Since then, they have worked 14 hours a day sorting onions in a factory area of the village of Chulkovo in the Ramensky Raion of Moscow Oblast. They were told they had to pay off the cost of their transportation to Moscow.
The former prisoners also told police that their employers confiscated their passports, refused to pay them their wages for several months, and punished them with fines for the slightest infractions of workplace rules.
Some of the women reported being sexually abused by their overseers, and none of the migrants were allowed to leave the area of the workplace.
Police were informed about the migrants in Chulkovo by a prisoner who managed to escape. According to Interior Ministry spokesman Innokenty Nefyodov, an operation to free the prisoners was organized immediately, before the prisoner's escape was noticed.

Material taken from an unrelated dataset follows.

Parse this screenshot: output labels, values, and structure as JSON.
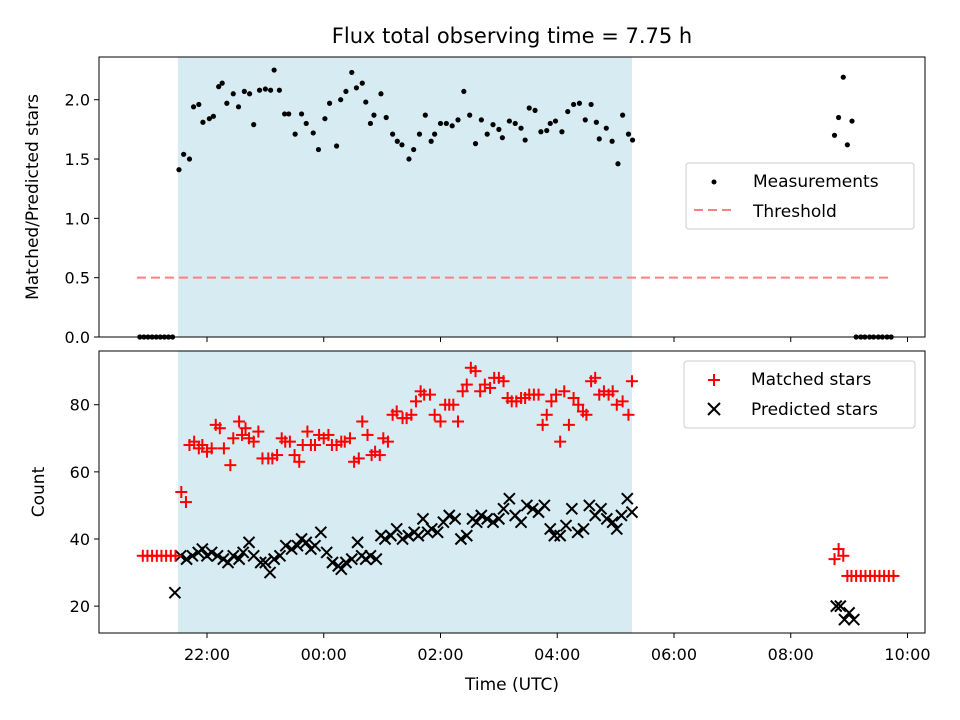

"The operation was planned extremely quickly, because it was very likely that if they noticed the disappearance of the prisoner, they might move the entire group to another location and it would have been very difficult to find them again," Nefyodov said. "Therefore, our agents were moving on the site within minutes and within literally a few seconds they had detained everyone there."

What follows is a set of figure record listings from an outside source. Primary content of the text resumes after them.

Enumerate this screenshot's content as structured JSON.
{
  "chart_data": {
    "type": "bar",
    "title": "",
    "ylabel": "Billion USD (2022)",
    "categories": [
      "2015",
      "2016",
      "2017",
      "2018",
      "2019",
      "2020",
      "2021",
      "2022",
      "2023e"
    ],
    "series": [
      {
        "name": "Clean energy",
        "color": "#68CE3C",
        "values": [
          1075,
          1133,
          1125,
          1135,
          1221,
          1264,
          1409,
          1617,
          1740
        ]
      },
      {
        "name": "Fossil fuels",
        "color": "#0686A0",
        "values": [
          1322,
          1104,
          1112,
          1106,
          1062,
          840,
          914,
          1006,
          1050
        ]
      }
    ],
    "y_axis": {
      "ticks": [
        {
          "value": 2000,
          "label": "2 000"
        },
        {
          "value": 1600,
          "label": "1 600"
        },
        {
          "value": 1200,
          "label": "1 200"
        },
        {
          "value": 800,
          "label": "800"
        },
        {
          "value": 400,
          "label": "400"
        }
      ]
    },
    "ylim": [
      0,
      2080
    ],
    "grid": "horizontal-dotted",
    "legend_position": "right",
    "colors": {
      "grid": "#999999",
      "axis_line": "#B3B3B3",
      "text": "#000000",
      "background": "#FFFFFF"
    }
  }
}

During the operation, two overseers, natives of Azerbaijan, were arrested and they face charges for the forced detention of the Uzbeks with the intention of exploiting them. They face up to 15 years in prison.
Nefyodov said the identities of the organizers have been established. He did not provide their names, but confirmed that they are natives of Azerbaijan and that they were out of the country at the time of the operation to free the captives.
Thirteen of the freed captives have made statements and agreed to testify against their captors. They have been placed in a rehabilitation center run by an international migration organization in order to protect them from outside pressure.
According to doctors, five of the former captives will require long-term medical care for injuries sustained working under such dire conditions.